I’ll be the first one to say that I missed participating in my family’s traditional Sunday morning bagel gathering with my in-laws when I began eating low-carb/keto. So I developed a keto bagels recipe that is a wonderfully delicious substitute with just 3 grams of carbohydrate per bagel. You really can maintain your keto lifestyle and enjoy your bagels, too!
I experimented with the basic fathead pizza dough recipe in order to recreate this recipe because I have always found that low-carb dough to be the closest in taste and texture to traditionally made dough. I think the best bagels are dense and dough-like, so I knew that a variation of fathead dough would do it, so I experimented. I also always try to reduce my reliance on almond flour because the carbs in almond flour quickly add up.
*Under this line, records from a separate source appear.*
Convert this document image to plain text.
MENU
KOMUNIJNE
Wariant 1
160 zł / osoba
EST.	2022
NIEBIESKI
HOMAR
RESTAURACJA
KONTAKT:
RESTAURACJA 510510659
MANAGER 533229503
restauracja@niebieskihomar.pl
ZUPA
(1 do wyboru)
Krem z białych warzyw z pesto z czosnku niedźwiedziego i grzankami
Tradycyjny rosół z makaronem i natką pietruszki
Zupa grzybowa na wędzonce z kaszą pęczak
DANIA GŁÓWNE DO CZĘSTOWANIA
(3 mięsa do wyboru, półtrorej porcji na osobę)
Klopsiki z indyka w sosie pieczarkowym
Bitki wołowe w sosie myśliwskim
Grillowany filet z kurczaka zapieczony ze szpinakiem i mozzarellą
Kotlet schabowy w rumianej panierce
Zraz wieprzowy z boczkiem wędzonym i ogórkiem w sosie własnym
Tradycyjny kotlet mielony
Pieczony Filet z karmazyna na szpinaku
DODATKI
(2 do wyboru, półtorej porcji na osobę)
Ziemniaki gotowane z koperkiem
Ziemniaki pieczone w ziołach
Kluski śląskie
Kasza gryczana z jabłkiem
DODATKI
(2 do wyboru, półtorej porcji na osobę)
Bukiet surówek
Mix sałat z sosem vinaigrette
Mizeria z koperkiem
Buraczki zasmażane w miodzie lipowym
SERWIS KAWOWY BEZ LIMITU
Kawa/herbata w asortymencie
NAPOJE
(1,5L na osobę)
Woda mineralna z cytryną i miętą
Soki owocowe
The solution was to reduce the almond flour and combine it with pork rind breadcrumbs and grated parmesan cheese which adds a savory flavor and depth while imparting a chewy texture to the baked dough.
It’s important to mention here that if you are trying to lose weight, you should stay away from consuming keto baked goods made with almond or coconut flour because even these low carb ‘flours’ can raise blood sugar which will obstruct weight loss. My advice is always to test your blood sugar to see if consuming almond or nut flours spike your blood sugar. If so, my advice is to enjoy these treats only while your goal is to maintain your weight.
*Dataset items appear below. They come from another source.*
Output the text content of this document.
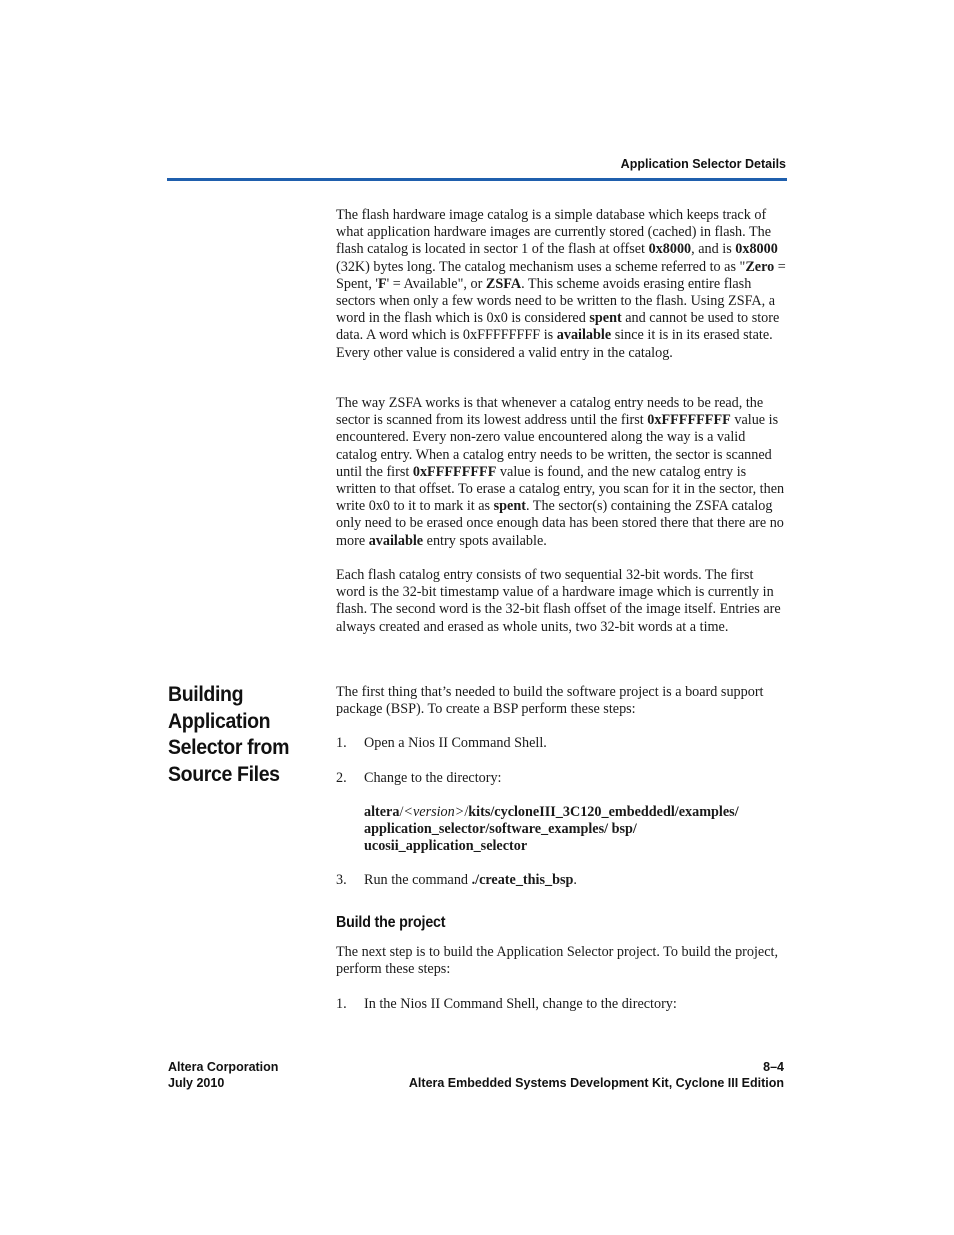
Application Selector Details
The flash hardware image catalog is a simple database which keeps track of what application hardware images are currently stored (cached) in flash. The flash catalog is located in sector 1 of the flash at offset 0x8000, and is 0x8000 (32K) bytes long. The catalog mechanism uses a scheme referred to as "Zero = Spent, 'F' = Available", or ZSFA. This scheme avoids erasing entire flash sectors when only a few words need to be written to the flash. Using ZSFA, a word in the flash which is 0x0 is considered spent and cannot be used to store data. A word which is 0xFFFFFFFF is available since it is in its erased state. Every other value is considered a valid entry in the catalog.
The way ZSFA works is that whenever a catalog entry needs to be read, the sector is scanned from its lowest address until the first 0xFFFFFFFF value is encountered. Every non-zero value encountered along the way is a valid catalog entry. When a catalog entry needs to be written, the sector is scanned until the first 0xFFFFFFFF value is found, and the new catalog entry is written to that offset. To erase a catalog entry, you scan for it in the sector, then write 0x0 to it to mark it as spent. The sector(s) containing the ZSFA catalog only need to be erased once enough data has been stored there that there are no more available entry spots available.
Each flash catalog entry consists of two sequential 32-bit words. The first word is the 32-bit timestamp value of a hardware image which is currently in flash. The second word is the 32-bit flash offset of the image itself. Entries are always created and erased as whole units, two 32-bit words at a time.
Building Application Selector from Source Files
The first thing that’s needed to build the software project is a board support package (BSP). To create a BSP perform these steps:
1. Open a Nios II Command Shell.
2. Change to the directory:
altera/<version>/kits/cycloneIII_3C120_embeddedl/examples/ application_selector/software_examples/ bsp/ ucosii_application_selector
3. Run the command ./create_this_bsp.
Build the project
The next step is to build the Application Selector project. To build the project, perform these steps:
1. In the Nios II Command Shell, change to the directory:
Altera Corporation
July 2010
8–4
Altera Embedded Systems Development Kit, Cyclone III Edition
- You can hand-knead the dough if you don’t have a food processor, just be sure to work the dough together enough that all the ingredients are well-combined. If the dough cools too much, you can reheat it in the microwave for 20-30 seconds.
- To make pork rind dust yourself, place a bag of natural unflavored pork rinds into the food processor and process for about 20-30 seconds, or until it resembles the texture of fine breadcrumbs. Pork rind breadcrumbs can be stored, tightly covered in the pantry for about 2 weeks.